Bruxelles, 25/08/2000 (Agence Europe) - Le représentant des intérêts des importateurs européens à Bruxelles, la Foreign Trade Association, juge insuffisante la proposition présentée en juillet par la Commission européenne pour éliminer les restrictions sur les importations textiles dans le cadre de l'Organisation mondiale du commerce (voir EUROPE du 13 juillet p. 14).

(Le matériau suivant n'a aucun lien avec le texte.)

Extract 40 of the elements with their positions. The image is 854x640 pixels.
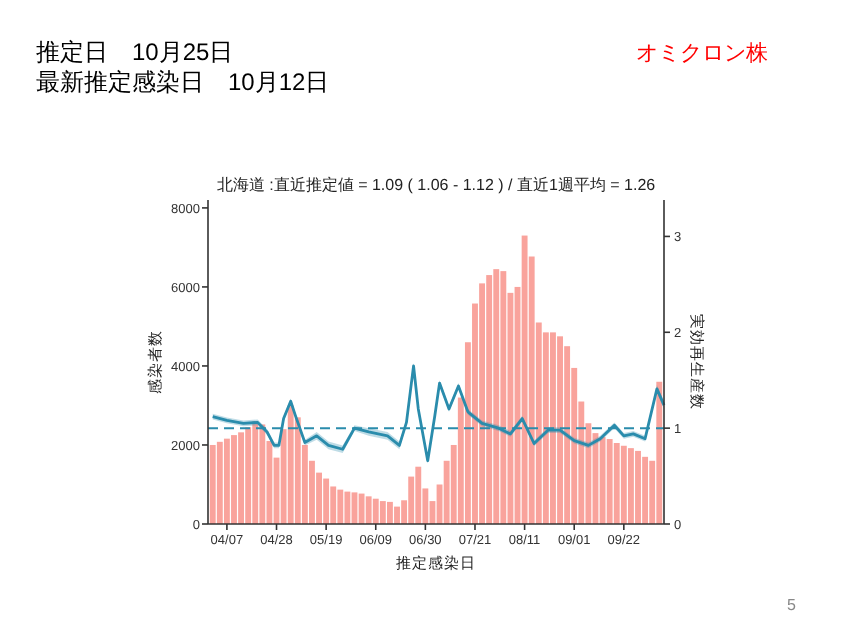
chart-title: 北海道 :直近推定値 = 1.09 ( 1.06 - 1.12 ) / 直近1週平均 = 1.26 bbox=[216, 176, 657, 194]
bar bbox=[209, 444, 216, 524]
bar bbox=[252, 421, 259, 524]
bar bbox=[394, 506, 400, 524]
bar bbox=[557, 336, 563, 524]
bar bbox=[656, 381, 663, 524]
bar bbox=[358, 493, 365, 524]
bar bbox=[500, 271, 507, 524]
bar bbox=[365, 496, 372, 524]
bar bbox=[493, 269, 500, 524]
bar bbox=[550, 332, 556, 524]
bar bbox=[642, 456, 649, 524]
bar bbox=[231, 435, 237, 524]
bar bbox=[344, 491, 351, 524]
bar bbox=[245, 427, 252, 524]
text: 5 bbox=[787, 596, 798, 614]
bar bbox=[599, 437, 606, 524]
bar bbox=[330, 486, 337, 524]
bar bbox=[238, 432, 245, 524]
bar bbox=[479, 283, 486, 524]
bar bbox=[620, 445, 627, 524]
bar bbox=[521, 235, 528, 524]
bar bbox=[372, 498, 379, 524]
bar bbox=[323, 478, 330, 524]
bar bbox=[259, 424, 266, 524]
text: 最新推定感染日 10月12日 bbox=[36, 68, 330, 96]
text: オミクロン株 bbox=[636, 40, 768, 66]
bar bbox=[613, 443, 620, 524]
bar bbox=[223, 438, 230, 524]
bar bbox=[606, 439, 613, 524]
bar bbox=[415, 466, 422, 524]
bar bbox=[386, 501, 393, 524]
bar bbox=[627, 448, 634, 524]
bar bbox=[287, 405, 294, 524]
bar bbox=[216, 441, 223, 524]
bar bbox=[635, 450, 641, 524]
bar bbox=[337, 489, 344, 524]
bar bbox=[379, 501, 386, 524]
bar bbox=[486, 275, 493, 524]
text: 推定日 10月25日 bbox=[36, 38, 234, 66]
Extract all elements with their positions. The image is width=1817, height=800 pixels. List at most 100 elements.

Dans une lettre adressée cette semaine au commissaire européen au Commerce, Pascal Lamy, la présidente de la FTA, Jacqueline Peltier, demande que davantage de vêtements finis soient inclus dans les produits à libéraliser en janvier 2002, lors de la troisième phase de démantèlement prévue lors de l'Uruguay Round.
La Commission européenne a présenté au Conseil une proposition qui prévoit d'éliminer les restrictions sur 62 catégories de produits textiles et vêtements, soit une libéralisation supplémentaire des importations textiles de 18%, conformément aux engagements pris à l'OMC. Or, selon la FTA, ce pourcentage cache "le fait que parmi les catégories qui doivent être libéralisées, seule une petite partie est constituée de vêtements, comme ce fût le cas lors des deux premières phases de libéralisation".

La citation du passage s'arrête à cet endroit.